Boring: Jesus paddles his whitewater canoe out to scold the disciples for not trusting his sovereignty over everything.
danny, first of all, seth also said i was a liar. (you really should read the book before you start attacking it.)
secondly, i’m not posting your response to gizzard because your comments are too long. you’re breaking my comments rules. if you have that much to say, start your own blog and say it there.
tony
The struggle for all of us in the marketing profession is that we adore Seth and yet he reveals the uncomfortable truth about ourselves! :) Seriously, some of it comes down to how you define what marketing is. Typically it’s heavy into PROMOTION and PUSH. Not much different in the church. And perhaps this style does work for a short while (conversion/baptism), but long-term loyalty (rooted and multiplying disciple) is not convinced or coerced but rather compelled to change and share (2 Cor 5). TRUST building is the key and I think Jesus establishes this as a core motivation for following him. (faith)

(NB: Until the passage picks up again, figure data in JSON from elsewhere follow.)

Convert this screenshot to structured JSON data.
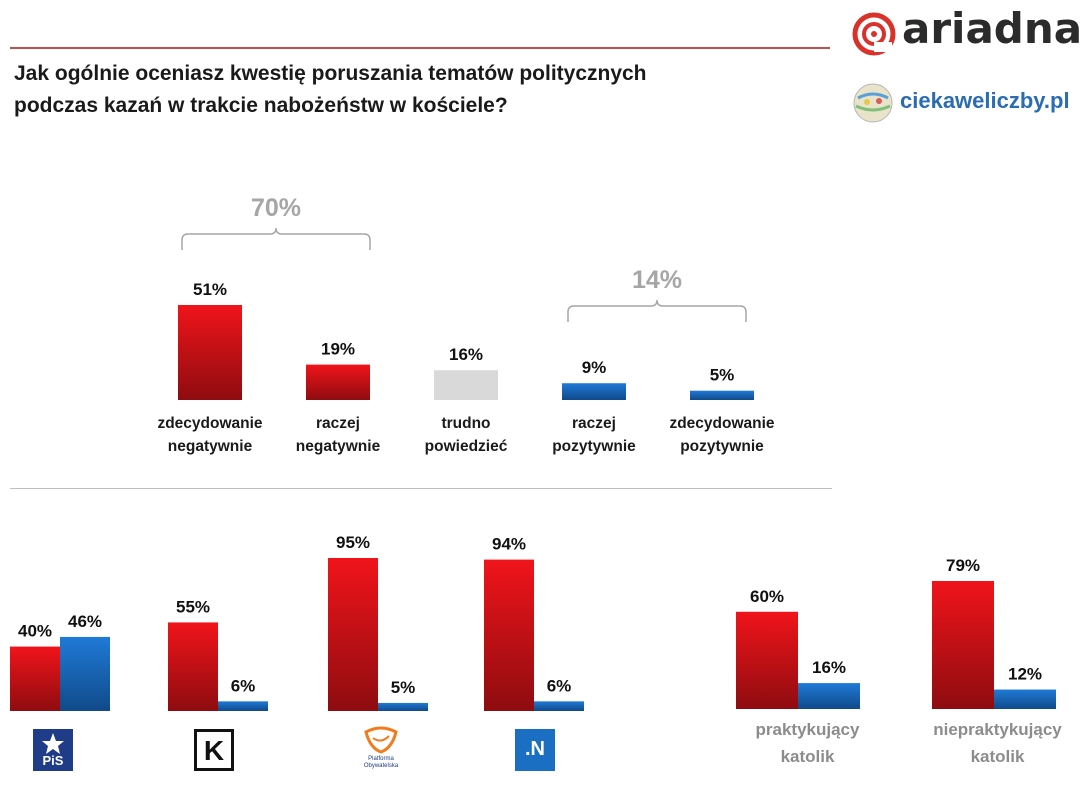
{
  "header": {
    "title_line1": "Jak ogólnie oceniasz kwestię poruszania tematów politycznych",
    "title_line2": "podczas kazań w trakcie nabożeństw w kościele?",
    "logo_ariadna": "ariadna",
    "logo_ciekaweliczby": "ciekaweliczby.pl"
  },
  "colors": {
    "red": "#e8141a",
    "blue": "#1b6fc2",
    "grey": "#d9d9d9",
    "bracket": "#a6a6a6"
  },
  "chart_data": [
    {
      "type": "bar",
      "categories": [
        "zdecydowanie negatywnie",
        "raczej negatywnie",
        "trudno powiedzieć",
        "raczej pozytywnie",
        "zdecydowanie pozytywnie"
      ],
      "category_lines": [
        [
          "zdecydowanie",
          "negatywnie"
        ],
        [
          "raczej",
          "negatywnie"
        ],
        [
          "trudno",
          "powiedzieć"
        ],
        [
          "raczej",
          "pozytywnie"
        ],
        [
          "zdecydowanie",
          "pozytywnie"
        ]
      ],
      "values": [
        51,
        19,
        16,
        9,
        5
      ],
      "value_labels": [
        "51%",
        "19%",
        "16%",
        "9%",
        "5%"
      ],
      "bar_colors": [
        "red",
        "red",
        "grey",
        "blue",
        "blue"
      ],
      "brackets": [
        {
          "label": "70%",
          "span": [
            0,
            1
          ]
        },
        {
          "label": "14%",
          "span": [
            3,
            4
          ]
        }
      ],
      "ylim": [
        0,
        100
      ]
    },
    {
      "type": "bar",
      "groups": [
        "PiS",
        "Kukiz'15",
        "Platforma Obywatelska",
        "Nowoczesna"
      ],
      "series": [
        {
          "color": "red",
          "values": [
            40,
            55,
            95,
            94
          ],
          "labels": [
            "40%",
            "55%",
            "95%",
            "94%"
          ]
        },
        {
          "color": "blue",
          "values": [
            46,
            6,
            5,
            6
          ],
          "labels": [
            "46%",
            "6%",
            "5%",
            "6%"
          ]
        }
      ],
      "group_icons": [
        "pis-logo-icon",
        "kukiz-logo-icon",
        "platforma-obywatelska-logo-icon",
        "nowoczesna-logo-icon"
      ],
      "icon_text": {
        "pis": "PiS",
        "kukiz": "K",
        "po": "Platforma Obywatelska",
        "n": ".N"
      },
      "ylim": [
        0,
        100
      ]
    },
    {
      "type": "bar",
      "groups": [
        "praktykujący katolik",
        "niepraktykujący katolik"
      ],
      "group_lines": [
        [
          "praktykujący",
          "katolik"
        ],
        [
          "niepraktykujący",
          "katolik"
        ]
      ],
      "series": [
        {
          "color": "red",
          "values": [
            60,
            79
          ],
          "labels": [
            "60%",
            "79%"
          ]
        },
        {
          "color": "blue",
          "values": [
            16,
            12
          ],
          "labels": [
            "16%",
            "12%"
          ]
        }
      ],
      "ylim": [
        0,
        100
      ]
    }
  ]
}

I was thinking about the last one and I am not sure its that applicable to denominations, especially since multi-site has less flexability and options for change than a denomination. Denominations formed because people had similar beliefs or strategies and they bonded together, they also had an intense desire to see people converted to Christ so they sent out huge numbers of pepole and resources to make it happen. Now they have gotten bigger and have their draw backs, but they can also implement one thing over a very wide area and in relative short amount of time compared to a non denominational church. I guess I just often pick up an anti denomination slant and find its more of the pot calling the kettle black. I would like perhaps to hear Tony a post of Denomination vs multi site, differences and plan to not become a denomination if they are viewed negatively.
I agree with most of the others, but I was thinking also about the entertainment vs. boring and how Tony you drew that out of the story comment by Seth, seems to me the story of Jesus isn’t boring, it doesn’t need entertainment, often all the entertainment over shadows it. We at out church have started an amazing thing called the Story of God, verbally retelling the stories of the bible, with no commentary and then people discuss them and talk through them. These go for 2-3 hours and people discover the truth on their own and draw it out, no need to “entertainment”. This also lends to greater life change, because people begin to verbalize their problems and see the need for change their own, not from the prompting of other people and this has a much higher lever of motivation than traditional preaching or teacher student type of environments.